Ryan Greene


Ryan Greene is an American record producer, sound engineer, former owner of Crush Recording Studios in Scottsdale, Arizona and founder of Area 52 Entertainment in Los Angeles, California. In an over 25-year-long career he has worked with many artists including Jay-Z, Lita Ford, Tonic, Mr. Big, Wilson Phillips, Megadeth, NOFX, Alice Cooper, Cheap Trick, Usher, Patti LaBelle, Dishwalla and Gladys Knight. He has worked on over 250 musical projects and has been described as an "A-list producer".

Biography

Ryan Greene started his musical career as a drummer in local Los Angeles bands. He became a live engineer at the age of 15.
At age 19 he started working at MCA Music Publishing Studio as a tape duplicator. Greene was eventually promoted directly to first engineer. He was the youngest engineer at MCA. While employed by MCA he worked together with people like Glen Ballard, Diane Warren and Desmond Child.
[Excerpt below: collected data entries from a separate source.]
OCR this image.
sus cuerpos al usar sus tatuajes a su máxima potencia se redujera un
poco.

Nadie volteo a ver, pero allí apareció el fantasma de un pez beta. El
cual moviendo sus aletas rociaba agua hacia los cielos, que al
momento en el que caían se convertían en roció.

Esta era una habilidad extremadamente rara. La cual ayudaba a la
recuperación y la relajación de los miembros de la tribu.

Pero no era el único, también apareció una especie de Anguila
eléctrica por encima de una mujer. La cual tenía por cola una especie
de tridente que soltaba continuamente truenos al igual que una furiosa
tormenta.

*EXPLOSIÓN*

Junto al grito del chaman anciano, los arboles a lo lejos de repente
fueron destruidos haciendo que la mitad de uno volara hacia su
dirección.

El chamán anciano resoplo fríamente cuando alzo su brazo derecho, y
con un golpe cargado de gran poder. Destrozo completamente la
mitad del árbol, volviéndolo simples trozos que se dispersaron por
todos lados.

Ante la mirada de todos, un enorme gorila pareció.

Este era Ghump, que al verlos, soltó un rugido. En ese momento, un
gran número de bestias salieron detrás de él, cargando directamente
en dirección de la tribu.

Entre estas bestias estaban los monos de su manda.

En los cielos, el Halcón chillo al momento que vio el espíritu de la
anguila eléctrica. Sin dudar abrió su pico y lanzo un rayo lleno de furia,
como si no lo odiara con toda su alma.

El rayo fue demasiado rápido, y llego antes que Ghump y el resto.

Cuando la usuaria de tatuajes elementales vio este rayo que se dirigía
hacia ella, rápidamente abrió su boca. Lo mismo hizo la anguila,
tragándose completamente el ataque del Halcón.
From 1988 to 1996, Greene worked at EMI music publishing as chief engineer where he did all the pre-production for Megadeth's best selling album Countdown to Extinction, released in 1992. It sold over a million copies. This eventually lead Greene to working with Megadeth bassist Dave Ellefson's band F5. In 1994, he worked with Brett Gurewitz owner of Epitaph Records and founding member of the punk rock band Bad Religion on a demo recording for Bad Religion. Brett Gurewitz hooked Ryan Greene up with the punk rock band NOFX and he produced their record Punk in Drublic the same year. The record sold more than a half million worldwide on its way to being certified gold and became NOFX's best selling record.
In 1997, Greene started Motor Studios in San Francisco together with Fat Mike owner of Fat Wreck Chords and frontman/singer/bass player of NOFX. Greene produced over 40 punk and rock bands for Fat Wreck Chords such as Lagwagon, No Use for a Name, Good Riddance, Pulley, Strung Out, Propagandhi, Me First and the Gimme Gimmes, The Dickies and was instrumental in coining the successful sound of the 1990s skate punk.
Sometime during the recording of The Real Mckenzies' 2005 album 10,000 Shots, Greene had a dispute with Fat Mike. After 40 projects, their business relationship ended.
In 2005, Ryan Greene founded the Crush Recording Studios in Scottsdale, Arizona. In January 2009 Greene sold Crush Recording and opened his new recording facility Area 52 Entertainment.
Greene has also engineered and mixed songs for the video games ', ', Rock Revolution, and Rock Band.
In 2010, Greene opened a recording complex, Validus Recording, and was named 'Producer Of The Year’ by the Los Angeles Music Awards.
In 2011, he released a drum sample replacement library called Ryan Greene Alt Drums.